By Susan Tebben
Like the rest of the country, the economic downturn of the mid-2000s took its toll on the Canfield Township housing market. But with the start of 2013, things are looking up, according to zoning-department numbers.
“It’s the best housing start we’ve had since 2006,” said Dave Morrison, township zoning inspector.
Four single-family residences and a four-plex condominium development already have been given permits to begin construction. Those, along with the Westford Lifestyle Community and Summer Wind Estates continuing construction and other new construction, have brought new hopes to the township for community development.
The 400-acre Westford Lifestyle Community is a residential area in and of itself that is bringing appeal, according to Morrison, with its own golf course, retail space, restaurant and gated condos. Summer Wind Estates also is a planned community.
“We have so much more to offer our residents than we did 15 years ago,” Morrison said.
Morrison said valuation of building permits is already at $1,830,235, with permit fees at $11,248. The numbers are a big jump even from just a year ago, when valuation was $1,140,000 and permit fees were at $6,776, according to department statistics.
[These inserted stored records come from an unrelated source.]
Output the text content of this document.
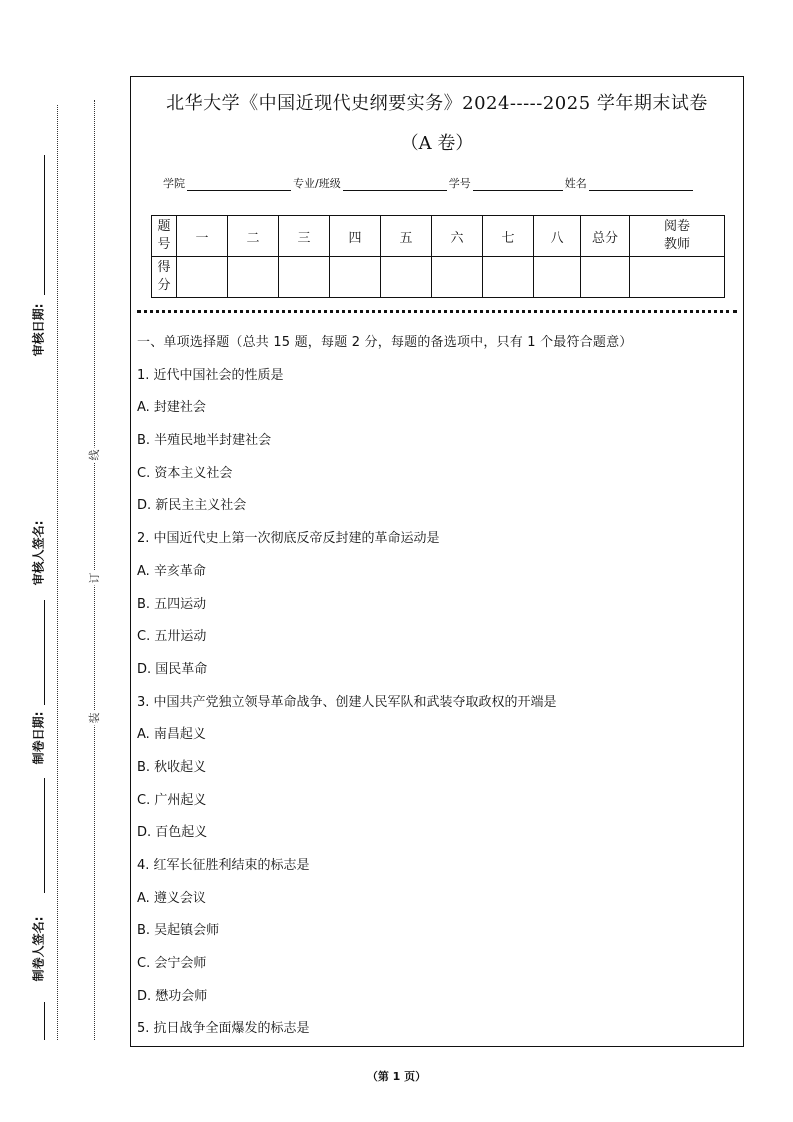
审核日期:
审核人签名:
制卷日期:
制卷人签名:
线
订
装
北华大学《中国近现代史纲要实务》2024-----2025 学年期末试卷
（A 卷）
学院	专业/班级	学号	姓名
题号	一	二	三	四	五	六	七	八	总分	阅卷教师
得分										
一、单项选择题（总共 15 题，每题 2 分，每题的备选项中，只有 1 个最符合题意）
1. 近代中国社会的性质是
A. 封建社会
B. 半殖民地半封建社会
C. 资本主义社会
D. 新民主主义社会
2. 中国近代史上第一次彻底反帝反封建的革命运动是
A. 辛亥革命
B. 五四运动
C. 五卅运动
D. 国民革命
3. 中国共产党独立领导革命战争、创建人民军队和武装夺取政权的开端是
A. 南昌起义
B. 秋收起义
C. 广州起义
D. 百色起义
4. 红军长征胜利结束的标志是
A. 遵义会议
B. 吴起镇会师
C. 会宁会师
D. 懋功会师
5. 抗日战争全面爆发的标志是
（第 1 页）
The township also had only two residential permits and no commercial permits as of March 2012.
The numbers for 2013 already are set to jump again with the commitment of a fifth house, with a building permit valuation at about $1 million.
Morrison credits the school system, the Cardinal Joint Fire District and emergency-response services for the jump along with the Mahoning County Sheriff’s Department’s presence within the township.
Additional calls are coming in with interest in retail development in new areas of the township over the next two years, Morrison said, but the zoning department still has goals to increase the appeal of the area.
“We’re in the process of revamping the zoning resolution,” Morrison said. “We’re hoping to make it more business-friendly.”
Regulations within Canfield limit businesses to 70,000 square feet, so “big box” stores are probably not on the horizon, but many other businesses are looking in the area, along with more families looking to call the township home.
“We hear from the builders, ‘we have more coming, we have more coming,’” Morrison said.